I squeezed his shoulder before sending him off. It would be slow work for him to descend the pyramid’s slope, but hardly impossible. Diabolist could handle herself, and the steady look I gave her before she left made it clear she was supposed to ease his exhaustion as much as possible. All that was left now was to somehow find Malicia, crush her defences and taker her life. All without breaching the unspoken rules the Dead King had set about what would constitute breaking his hospitality. I doubted Neshamah would truly mind a spot of murder even in his personal backyard, but that wasn’t how this worked: I had to maintain a certain level of deniability. Which wasn’t looking great, considering the closest thing I had to a plan at the moment was ‘murder in broad daylight’. The Skein and the Spellblade should no longer be a part of this, at least. The Revenants would remain stuck in their little kingdoms. That left the Empress’ own personal guard.

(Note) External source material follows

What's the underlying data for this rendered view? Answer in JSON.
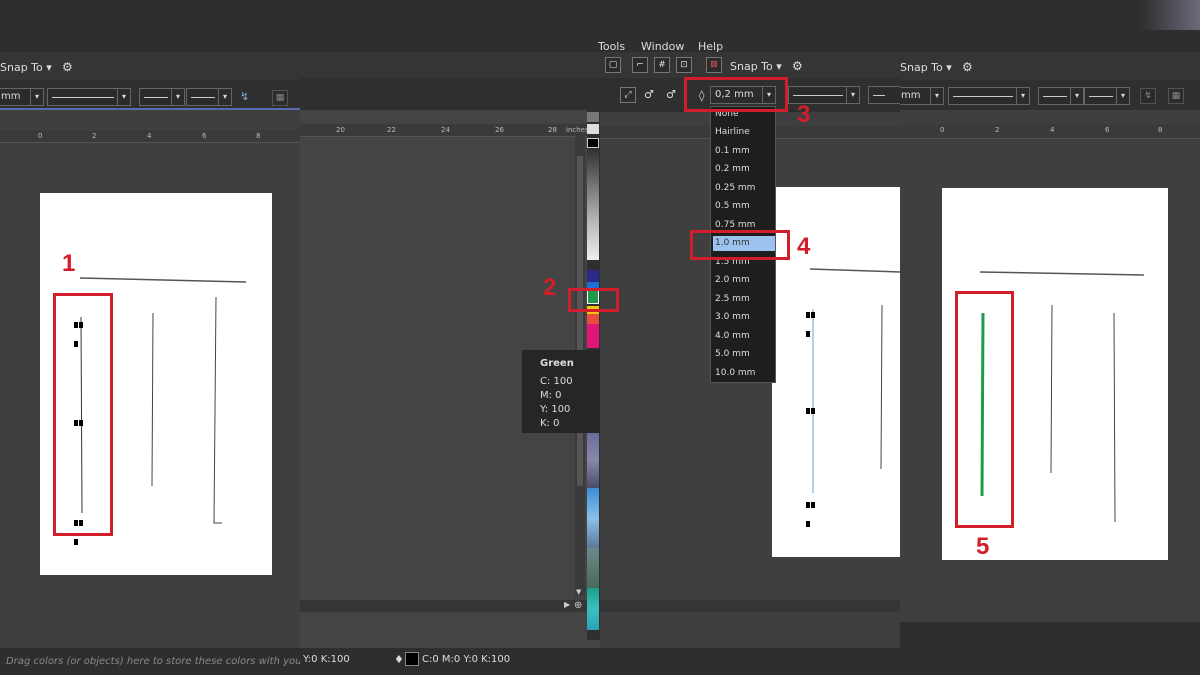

The Sentinels hardly scared me, at the end of the day. Well-trained or not, they were only soldiers. But there was a more than decent chance she’d have Wasteland mages with her, and that was a different story entirely. I’d killed more than a few of those, over the last few years, but that’d been before I’d become… this. Wards mattered to me a lot more than they used to, and I wasn’t meeting a cluster of casters in the middle of a chaotic battlefield: these sorcerers would likely have been told everything the Empress knew about what I could and couldn’t do, including vulnerabilities. Black had made a career out of killing enemies much stronger than him with careful planning and preparation. I did not intend to end up on the wrong side of his teachings. Power clapped in the distance, a quick spike followed by smaller workings. I cocked my head. Northern slope of the pyramid, maybe a little further. A trap? Maybe. Or a distraction. But I couldn’t afford not to look, could I?
With gritted teeth, I set out for my little talk with the Dread Empress of Praes.